I’ll wholeheartedly admit it, Atticus Finch is my hero! To Kill a Mockingbird is one of the novels I look forward to reading each year with my freshman students. Integrity, character, and standing up for what’s right are concepts that students seem to understand through Atticus’s struggles while defending Tom Robinson in a community that is seemingly against him. To Kill a Mockingbird is undoubtedly a wonderful novel. But I have another admission: Sometimes I need more!

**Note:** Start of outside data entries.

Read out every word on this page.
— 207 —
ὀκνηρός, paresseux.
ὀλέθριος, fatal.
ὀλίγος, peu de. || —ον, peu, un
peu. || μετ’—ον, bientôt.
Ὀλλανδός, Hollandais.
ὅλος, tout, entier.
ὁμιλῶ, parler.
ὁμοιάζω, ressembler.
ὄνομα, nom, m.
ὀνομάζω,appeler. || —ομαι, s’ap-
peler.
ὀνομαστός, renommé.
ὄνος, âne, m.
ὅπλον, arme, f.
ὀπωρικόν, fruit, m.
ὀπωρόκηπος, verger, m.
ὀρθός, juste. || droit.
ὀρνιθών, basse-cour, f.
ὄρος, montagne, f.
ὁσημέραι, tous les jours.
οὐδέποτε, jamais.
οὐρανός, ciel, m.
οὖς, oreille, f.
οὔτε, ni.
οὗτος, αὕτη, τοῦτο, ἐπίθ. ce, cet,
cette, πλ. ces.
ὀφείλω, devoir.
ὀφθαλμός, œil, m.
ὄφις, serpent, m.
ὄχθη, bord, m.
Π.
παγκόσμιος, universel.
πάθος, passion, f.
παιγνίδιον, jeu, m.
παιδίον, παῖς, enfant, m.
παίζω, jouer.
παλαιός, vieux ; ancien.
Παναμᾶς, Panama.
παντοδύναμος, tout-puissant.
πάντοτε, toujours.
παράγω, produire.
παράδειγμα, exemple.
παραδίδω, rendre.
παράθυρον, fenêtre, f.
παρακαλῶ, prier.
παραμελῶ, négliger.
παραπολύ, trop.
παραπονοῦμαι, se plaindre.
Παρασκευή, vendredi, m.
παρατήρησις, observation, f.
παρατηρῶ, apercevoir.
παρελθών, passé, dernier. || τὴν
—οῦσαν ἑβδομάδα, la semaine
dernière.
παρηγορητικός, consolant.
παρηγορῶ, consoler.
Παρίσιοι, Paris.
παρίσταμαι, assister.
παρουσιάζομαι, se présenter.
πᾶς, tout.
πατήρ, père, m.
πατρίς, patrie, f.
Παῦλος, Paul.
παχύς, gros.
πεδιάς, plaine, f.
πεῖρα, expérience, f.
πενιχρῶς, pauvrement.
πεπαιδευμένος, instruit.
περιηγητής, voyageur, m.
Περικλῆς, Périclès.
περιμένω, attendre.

And I’m not alone. Over the last five years, I’ve heard excellent discussion amongst my students about character and story development from reading To Kill a Mockingbird, but the “real” conversations about these topics takes place after class is over—when students crowd around my desk to talk about video games. It is in these conversations that my students skillfully analyze character and story through interactive fiction. It is from these conversations that I slowly realized that my students demand more interaction with characters and story than a novel can provide.
As the increase in technology pushes our capabilities of teaching in the classroom, it also increases the level of collaboration and interaction students have with each other and the world. Growing up with Twitter and Facebook, today’s students need interaction in order to understand and make sense of the world around them. The same is true in the classroom. Reading a book “the old fashioned way” doesn’t offer the same level of interaction that our students have grown up enjoying; it just doesn't seem as relevant.
Over the course of the last twenty years, video game technology has also improved from the pixilated characters and settings of the 8-bit Nintendo Entertainment System to lush, vibrant vistas of the Xbox 360 and Playstation 3. These artfully rendered games immerse players into a world that a written novel could not begin to describe. Look at the Playstation 3 downloadable title Flower for example. In this game you play the role of a flower petal seeking to repopulate a world devoid of color. Using the intuitive controls, players are able to engage in a truly unique, "Zen-like" experience.
In the end, as a teacher seeking a relevant entry point for students to engage in literature, I can't deny the power and influence of video games. While there are many games on the market that I would not use in my classroom, there are twice as many that I would. The same could be said for books, of course. Regardless, I know the majority of my students are playing video games at home with greater regularity than they read books. And with that said, it's time to start making the case for interactive fiction!